Без лишнего напоминания догадавшаяся, что нужно сделать, Мантия подняла в центре моей правой ладони серебряный бугорок, принявший очертания Знака, удостоверяющего запрошенное звание. Правда, на нём не написано, как меня зовут, поэтому следует уточнить:
— Касательно имени...
— Не нужно беспокоиться: мне сказали, что только у одного человека на свете могут быть такие одновременно бесстыжие и наивные зелёные глаза. И теперь я вижу, так оно и есть.
Я куснул губу:
— Кто именно сказал?
— Тот, кто отдавал поручение. Милорд Ректор.
Ну, Ксо, доиграешься! Отомщу самым страшным образом. К примеру, раструблю на весь свет о наших семейных отношениях, и пусть тебе будет стыдно!
— Дядюшка верен себе.
Незнакомец мигом уяснил главное:
— Дядюшка? Ректор Академии — ваш родственник?
— Ну да. И поверьте, за свою не слишком долгую жизнь я имел несчастье не раз жалеть о таком родстве.
Он хмыкнул, но предусмотрительно оставил моё замечание без собственных комментариев, вместо того вынимая из внутреннего кармана куртки футляр.
— Велено передать вам.
Письмо? Ознакомимся, не будем тянуть время.
О, бумага, прошитая шёлковыми нитями? Какая роскошь. Впрочем, содержание послания заслуживало и больших излишеств, поскольку рамка из нарисованных от руки переплетений золотых дубовых ветвей окружала весьма ценные строки.
«Сей виграммой удостоверяется, что Мастер, носящий имя Джерон, вправе исполнять королевские законы в пределах поместья Кер-Эллид по своему усмотрению и отвечает за совершенные деяния только перед Ректором Академии, коий по прибытии в означенное поместье принимает решение о наказании либо поощрении упомянутого Мастера лично, на что получено высочайшее дозволение Его Величества Октиана. Писано десятого дня месяца Первых Гроз, в год 460 от восшествия на престол Западного Шема первого государя из рода Тирусов».
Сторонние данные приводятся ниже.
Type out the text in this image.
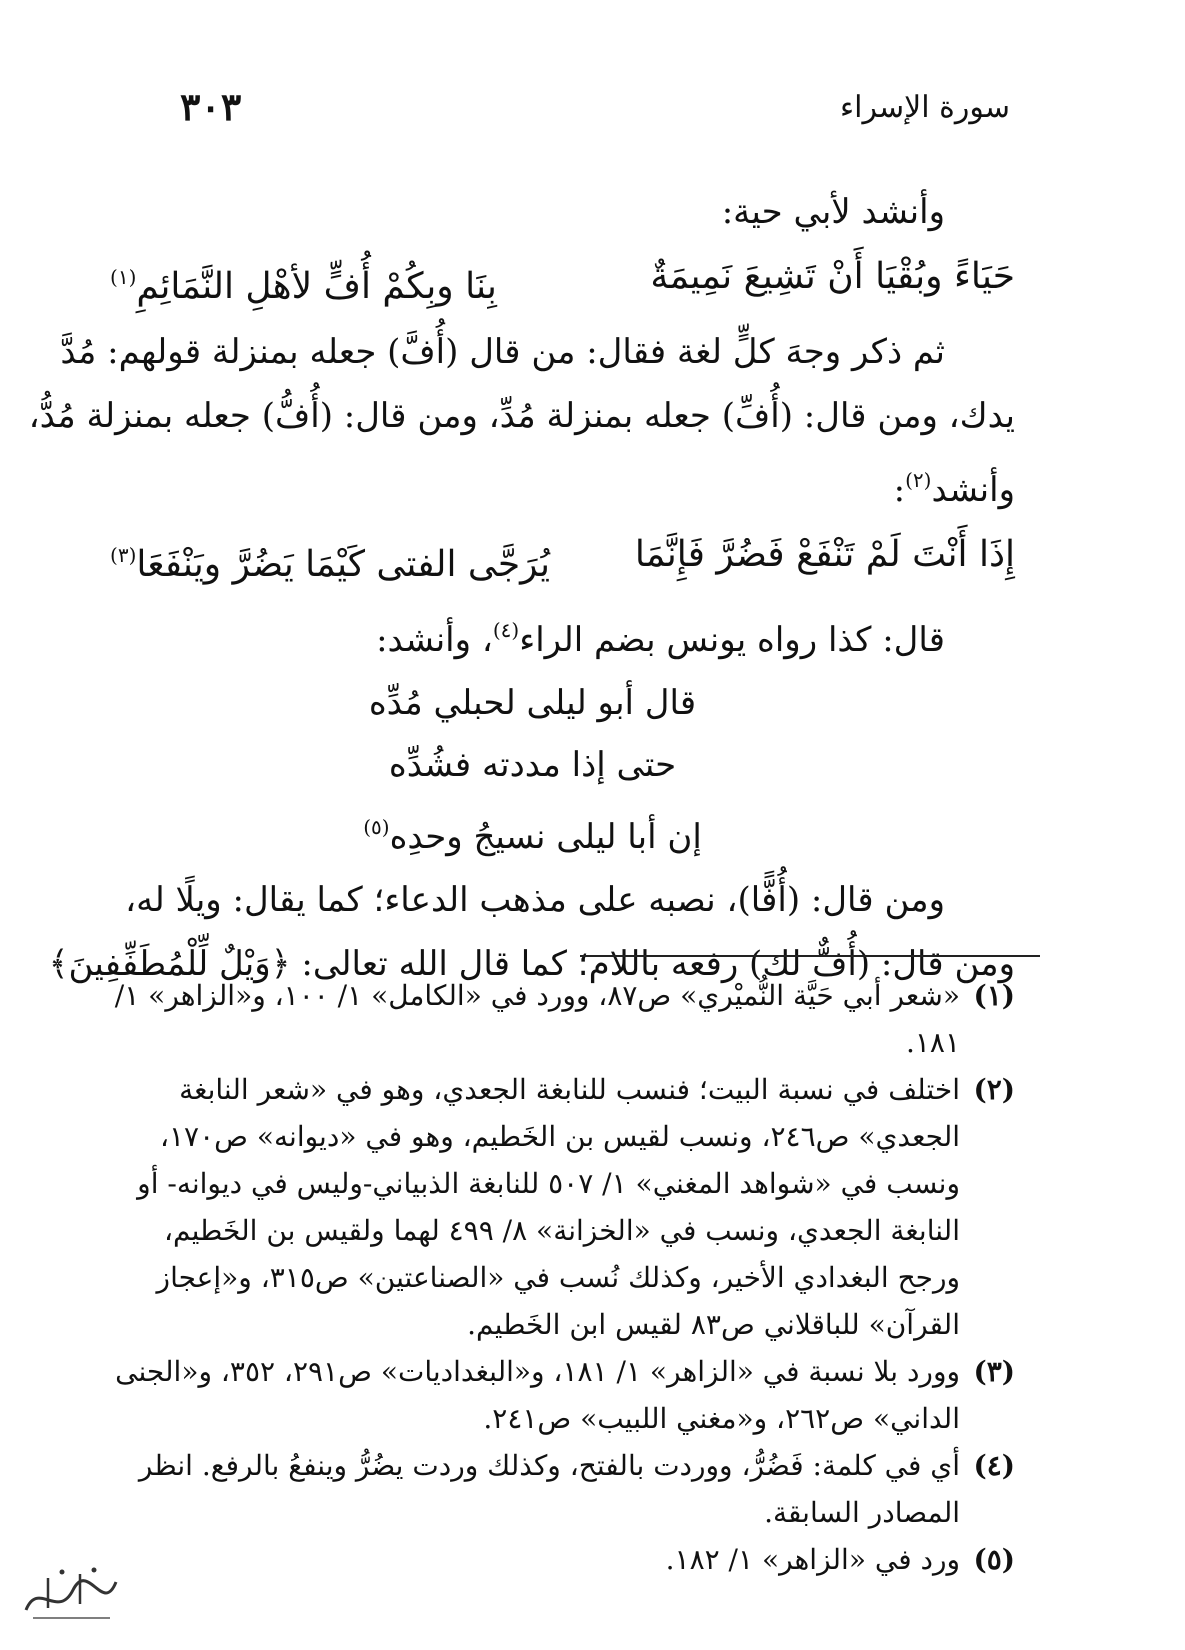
سورة الإسراء
٣٠٣
وأنشد لأبي حية:
حَيَاءً وبُقْيَا أَنْ تَشِيعَ نَمِيمَةٌ
بِنَا وبِكُمْ أُفٍّ لأهْلِ النَّمَائِمِ$^{(١)}$
ثم ذكر وجهَ كلٍّ لغة فقال: من قال (أُفَّ) جعله بمنزلة قولهم: مُدَّ
يدك، ومن قال: (أُفِّ) جعله بمنزلة مُدِّ، ومن قال: (أُفُّ) جعله بمنزلة مُدُّ،
وأنشد$^{(٢)}$:
إِذَا أَنْتَ لَمْ تَنْفَعْ فَضُرَّ فَإِنَّمَا
يُرَجَّى الفتى كَيْمَا يَضُرَّ ويَنْفَعَا$^{(٣)}$
قال: كذا رواه يونس بضم الراء$^{(٤)}$، وأنشد:
قال أبو ليلى لحبلي مُدِّه
حتى إذا مددته فشُدِّه
إن أبا ليلى نسيجُ وحدِه$^{(٥)}$
ومن قال: (أُفًّا)، نصبه على مذهب الدعاء؛ كما يقال: ويلًا له،
ومن قال: (أُفٌّ لك) رفعه باللام؛ كما قال الله تعالى: ﴿وَيْلٌ لِّلْمُطَفِّفِينَ﴾
(١)
«شعر أبي حَيَّة النُّميْري» ص٨٧، وورد في «الكامل» ١/ ١٠٠، و«الزاهر» ١/ ١٨١.
(٢)
اختلف في نسبة البيت؛ فنسب للنابغة الجعدي، وهو في «شعر النابغة الجعدي» ص٢٤٦، ونسب لقيس بن الخَطيم، وهو في «ديوانه» ص١٧٠، ونسب في «شواهد المغني» ١/ ٥٠٧ للنابغة الذبياني-وليس في ديوانه- أو النابغة الجعدي، ونسب في «الخزانة» ٨/ ٤٩٩ لهما ولقيس بن الخَطيم، ورجح البغدادي الأخير، وكذلك نُسب في «الصناعتين» ص٣١٥، و«إعجاز القرآن» للباقلاني ص٨٣ لقيس ابن الخَطيم.
(٣)
وورد بلا نسبة في «الزاهر» ١/ ١٨١، و«البغداديات» ص٢٩١، ٣٥٢، و«الجنى الداني» ص٢٦٢، و«مغني اللبيب» ص٢٤١.
(٤)
أي في كلمة: فَضُرُّ، ووردت بالفتح، وكذلك وردت يضُرُّ وينفعُ بالرفع. انظر المصادر السابقة.
(٥)
ورد في «الزاهر» ١/ ١٨٢.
Кузен вверяет мне безраздельную власть в отдельно взятом поместье? С какого перепуга? Решил наградить за верную службу? Скорее покарать. Ответственностью. И в чём же я провинился сейчас?
Из-под большого пальца моей правой руки выскользнуло тёмное пятнышко, добежало до первой изысканно начерченной цепочки знаков, втянулось внутрь. Едва мне успелось удивлённо моргнуть, все строчки задрожали, крайние завитки сорвались с мест, закружились, меняя цвет с густо-синего на изумрудный, и выстроились по центру виграммы в искрящееся пожелание-приказ: «Береги себя». Постояли чуть больше вдоха и рассыпались по бумаге дорожной пылью, которую я поспешил сдуть. Затейник фрэллов... Впрочем, Ксо предполагал обнаружить чужой интерес к содержанию послания и угадал: печать на футляре была сломана.
Я свернул виграмму трубочкой, положил обратно и беззлобно спросил:
— Любопытничали?
Мужчина помедлил с ответом, видимо, затрудняясь с подбором подходящих для ответа слов. Что ж, поможем:
— Вам известно содержание этой бумаги?
— Да.
— Печать вскрыли вы?
Новая пауза, значительно напряжённее предыдущей. Могу понять: покушение на тайну послания самого Ректора — вполне достаточный для сурового наказания проступок. Но посыльный всё же нашёл смелость признаться, что читал виграмму, значит, заминка вызвана не тревогой за собственную судьбу, а...
— Его высочество.
Любопытный поворот.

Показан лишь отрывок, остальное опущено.